2. Ce sujet de la rapidité nous amène à la deuxième réflexion. L’écriture, la lecture, l’édition sont des activités qui s’exercent sur le temps long. Cette caractéristique première explique sans doute leur inquiétant recul aujourd’hui, quand le monde s’adonne avec volupté aux effets de la vitesse. Évidemment, on nous serine depuis toujours que « le temps, c’est de l’argent ». On vient d’ailleurs de créer un « Label Création humaine [qui] certifie qu’un ouvrage a été conçu, développé et créé par le travail ardu, intentionnel et motivé de son auteur sans passage généré par des modèles de langage type ChatGPT, Bard ou Llama ». Moyennant finance, il pourra être apposé sur la couverture de l’ouvrage pour « certifier qu’[il] a bien été écrit par un être humain » (lire : un «Label Création humaine» pour garantir qu’un livre a bien été écrit par un humain). Allons bon ! Histoire de manifester notre esprit gaulois râleur et jamais satisfait, étonnons-nous qu’il aurait été plus agréable pour notre modeste espèce humaine, en général, et pour la famille des auteures et des auteurs, surtout, qu’un label « fabriqué avec de l’IA » soit plutôt créé et, pour le coup, bien payant… C’est fatigant, à la fin, parce que ce sont toujours les mêmes qui imposent leur vision qu’il est difficile de ne pas trouver limitée (pour ne pas dire autre chose de moins courtois). Si l’IA va vite et rapporte plus d’argent, nous savons aujourd’hui que ça ne fonctionne pas comme ça dans l’édition. Les dizaines de titres intégralement composés par l’IA proposés à la vente chaque semaine sur des plateformes en ligne ressemblent plus à une soupe lyophilisée (sans qu’on sache ce qu’il y a dedans) qu’à une boisson naturelle (et bio)…

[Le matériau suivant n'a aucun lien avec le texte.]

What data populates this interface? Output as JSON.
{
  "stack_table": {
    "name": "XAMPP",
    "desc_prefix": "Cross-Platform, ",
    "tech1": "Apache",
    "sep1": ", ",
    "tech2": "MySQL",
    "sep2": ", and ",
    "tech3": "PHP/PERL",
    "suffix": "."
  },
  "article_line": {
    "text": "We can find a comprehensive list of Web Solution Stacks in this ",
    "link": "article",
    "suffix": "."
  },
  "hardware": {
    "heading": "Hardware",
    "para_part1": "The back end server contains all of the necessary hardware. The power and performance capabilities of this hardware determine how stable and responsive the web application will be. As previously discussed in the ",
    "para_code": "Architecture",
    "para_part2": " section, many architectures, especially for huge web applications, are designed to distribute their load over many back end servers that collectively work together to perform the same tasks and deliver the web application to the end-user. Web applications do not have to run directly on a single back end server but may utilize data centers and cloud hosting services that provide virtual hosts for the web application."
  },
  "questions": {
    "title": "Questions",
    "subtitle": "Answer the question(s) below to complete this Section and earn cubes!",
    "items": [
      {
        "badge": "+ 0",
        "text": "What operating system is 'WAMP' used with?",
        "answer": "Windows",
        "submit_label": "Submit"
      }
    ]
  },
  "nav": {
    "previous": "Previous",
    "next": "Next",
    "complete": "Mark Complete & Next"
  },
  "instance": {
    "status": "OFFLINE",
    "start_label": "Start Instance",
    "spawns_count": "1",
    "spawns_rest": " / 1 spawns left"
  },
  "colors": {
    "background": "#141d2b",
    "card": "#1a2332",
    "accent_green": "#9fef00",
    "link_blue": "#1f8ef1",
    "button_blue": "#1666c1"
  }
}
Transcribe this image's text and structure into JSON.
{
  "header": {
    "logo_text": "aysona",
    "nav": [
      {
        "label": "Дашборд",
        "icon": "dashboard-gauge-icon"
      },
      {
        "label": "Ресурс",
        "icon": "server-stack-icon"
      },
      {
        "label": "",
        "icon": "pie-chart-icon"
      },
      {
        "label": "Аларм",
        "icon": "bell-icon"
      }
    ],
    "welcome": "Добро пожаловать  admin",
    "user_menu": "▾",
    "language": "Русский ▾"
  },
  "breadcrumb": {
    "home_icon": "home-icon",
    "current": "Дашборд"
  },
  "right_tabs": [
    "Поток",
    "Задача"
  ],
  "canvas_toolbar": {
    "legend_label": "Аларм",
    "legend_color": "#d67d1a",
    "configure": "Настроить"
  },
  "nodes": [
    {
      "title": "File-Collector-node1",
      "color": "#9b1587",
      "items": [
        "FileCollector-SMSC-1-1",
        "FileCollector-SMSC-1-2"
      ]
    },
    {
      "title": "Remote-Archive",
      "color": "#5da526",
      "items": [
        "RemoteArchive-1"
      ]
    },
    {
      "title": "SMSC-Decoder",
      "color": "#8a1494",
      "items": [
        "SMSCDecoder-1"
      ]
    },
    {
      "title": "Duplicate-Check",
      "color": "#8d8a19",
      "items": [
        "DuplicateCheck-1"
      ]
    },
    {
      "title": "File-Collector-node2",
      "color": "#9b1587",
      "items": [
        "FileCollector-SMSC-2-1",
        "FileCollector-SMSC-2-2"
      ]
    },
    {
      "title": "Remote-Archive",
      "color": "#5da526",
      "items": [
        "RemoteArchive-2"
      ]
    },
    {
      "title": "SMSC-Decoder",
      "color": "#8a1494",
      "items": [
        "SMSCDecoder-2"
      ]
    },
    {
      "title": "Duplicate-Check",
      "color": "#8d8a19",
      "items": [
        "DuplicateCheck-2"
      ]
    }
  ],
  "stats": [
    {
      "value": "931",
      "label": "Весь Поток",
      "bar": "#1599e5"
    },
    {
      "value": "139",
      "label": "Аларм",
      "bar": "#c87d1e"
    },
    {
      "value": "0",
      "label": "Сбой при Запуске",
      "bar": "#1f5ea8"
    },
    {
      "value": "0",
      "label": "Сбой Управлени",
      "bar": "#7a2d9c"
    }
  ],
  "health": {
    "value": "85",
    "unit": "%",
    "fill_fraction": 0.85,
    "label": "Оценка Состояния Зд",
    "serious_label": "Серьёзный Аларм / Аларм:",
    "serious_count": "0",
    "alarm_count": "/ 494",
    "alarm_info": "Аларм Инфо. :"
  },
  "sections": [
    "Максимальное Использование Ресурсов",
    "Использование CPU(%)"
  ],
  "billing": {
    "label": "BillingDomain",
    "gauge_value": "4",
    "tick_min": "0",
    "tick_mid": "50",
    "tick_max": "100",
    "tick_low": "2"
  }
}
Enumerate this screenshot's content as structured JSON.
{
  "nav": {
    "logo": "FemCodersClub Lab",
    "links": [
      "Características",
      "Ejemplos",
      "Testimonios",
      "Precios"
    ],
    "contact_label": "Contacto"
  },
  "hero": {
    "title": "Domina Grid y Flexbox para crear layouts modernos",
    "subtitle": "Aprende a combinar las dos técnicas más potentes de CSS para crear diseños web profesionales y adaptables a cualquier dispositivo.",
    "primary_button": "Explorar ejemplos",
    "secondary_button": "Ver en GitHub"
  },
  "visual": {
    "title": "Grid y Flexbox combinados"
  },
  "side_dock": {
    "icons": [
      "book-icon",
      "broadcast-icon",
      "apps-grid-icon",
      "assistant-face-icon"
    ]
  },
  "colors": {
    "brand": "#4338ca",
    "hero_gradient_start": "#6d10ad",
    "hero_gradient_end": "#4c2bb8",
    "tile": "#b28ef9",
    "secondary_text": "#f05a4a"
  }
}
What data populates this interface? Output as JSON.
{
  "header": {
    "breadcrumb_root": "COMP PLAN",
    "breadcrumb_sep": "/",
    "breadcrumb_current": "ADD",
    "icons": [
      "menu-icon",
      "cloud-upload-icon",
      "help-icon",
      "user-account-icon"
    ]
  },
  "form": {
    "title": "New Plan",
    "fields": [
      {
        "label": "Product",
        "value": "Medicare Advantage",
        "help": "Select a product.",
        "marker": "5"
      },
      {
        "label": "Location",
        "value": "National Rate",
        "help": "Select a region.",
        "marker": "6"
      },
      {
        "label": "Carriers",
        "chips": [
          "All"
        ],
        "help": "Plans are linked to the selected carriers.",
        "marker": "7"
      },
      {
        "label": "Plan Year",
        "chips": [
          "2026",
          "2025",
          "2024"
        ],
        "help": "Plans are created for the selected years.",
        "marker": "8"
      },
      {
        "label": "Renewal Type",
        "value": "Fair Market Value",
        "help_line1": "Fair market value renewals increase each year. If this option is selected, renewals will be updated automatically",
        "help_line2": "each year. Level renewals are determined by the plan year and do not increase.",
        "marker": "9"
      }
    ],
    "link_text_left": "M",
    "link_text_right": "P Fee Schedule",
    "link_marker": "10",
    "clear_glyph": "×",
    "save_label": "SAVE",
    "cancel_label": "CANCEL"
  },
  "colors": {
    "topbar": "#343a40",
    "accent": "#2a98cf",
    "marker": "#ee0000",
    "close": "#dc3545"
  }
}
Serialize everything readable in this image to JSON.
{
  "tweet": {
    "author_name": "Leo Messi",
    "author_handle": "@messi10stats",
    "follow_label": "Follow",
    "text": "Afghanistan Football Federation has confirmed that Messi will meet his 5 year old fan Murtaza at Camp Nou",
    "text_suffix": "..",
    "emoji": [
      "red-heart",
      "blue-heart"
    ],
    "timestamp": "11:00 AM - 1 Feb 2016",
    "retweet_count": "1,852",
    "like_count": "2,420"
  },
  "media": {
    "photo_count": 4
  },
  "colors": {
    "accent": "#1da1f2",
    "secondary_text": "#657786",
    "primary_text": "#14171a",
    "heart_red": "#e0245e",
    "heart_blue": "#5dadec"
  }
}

3. Enfin, troisième et dernière réflexion (la plus courte, donc la plus importante !). L’IA nous intéresse tous parce qu’elle résout des problèmes que nous sommes incapables de régler. Et ce franchissement d’une limite jusqu’à présent impossible à atteindre nous fascine. Nous nous trouvons devant une boîte de Pandore. Dans ces cas-là, il est urgent de convier la créativité, de faire le pas de côté, de sortir du cercle, d’écouter l’intuition, bref, d’échapper au rationnel et au mental qui nous guident et régissent nos désirs matériels. Hervé Le Tellier, dans Le Monde, l’été dernier, nous a éclairés de son esprit oulipesque sur l’arrivée de ce phénomène avec « Moi et ChatGPT », une série en 5 épisodes jouissifs et tout à fait sérieux. Le dernier épisode évoquait le sujet de l’amour : « Nous ne sommes pas constitués pour affronter le monde virtuel. Depuis que la langue existe, nous ne parlons qu’entre êtres humains. Comment, en quelques mois, oublier ces dizaines de milliers d’années d’évidence, nous souvenir que notre nouvel interlocuteur ne pense pas, n’a ni sentiments ni états d’âme ? » Comme on me le disait l’autre jour : « Il ne s’agit pas pour nous d’être toujours plus productifs et efficaces, mais bien d’être féconds. » L’IA ne le sera jamais.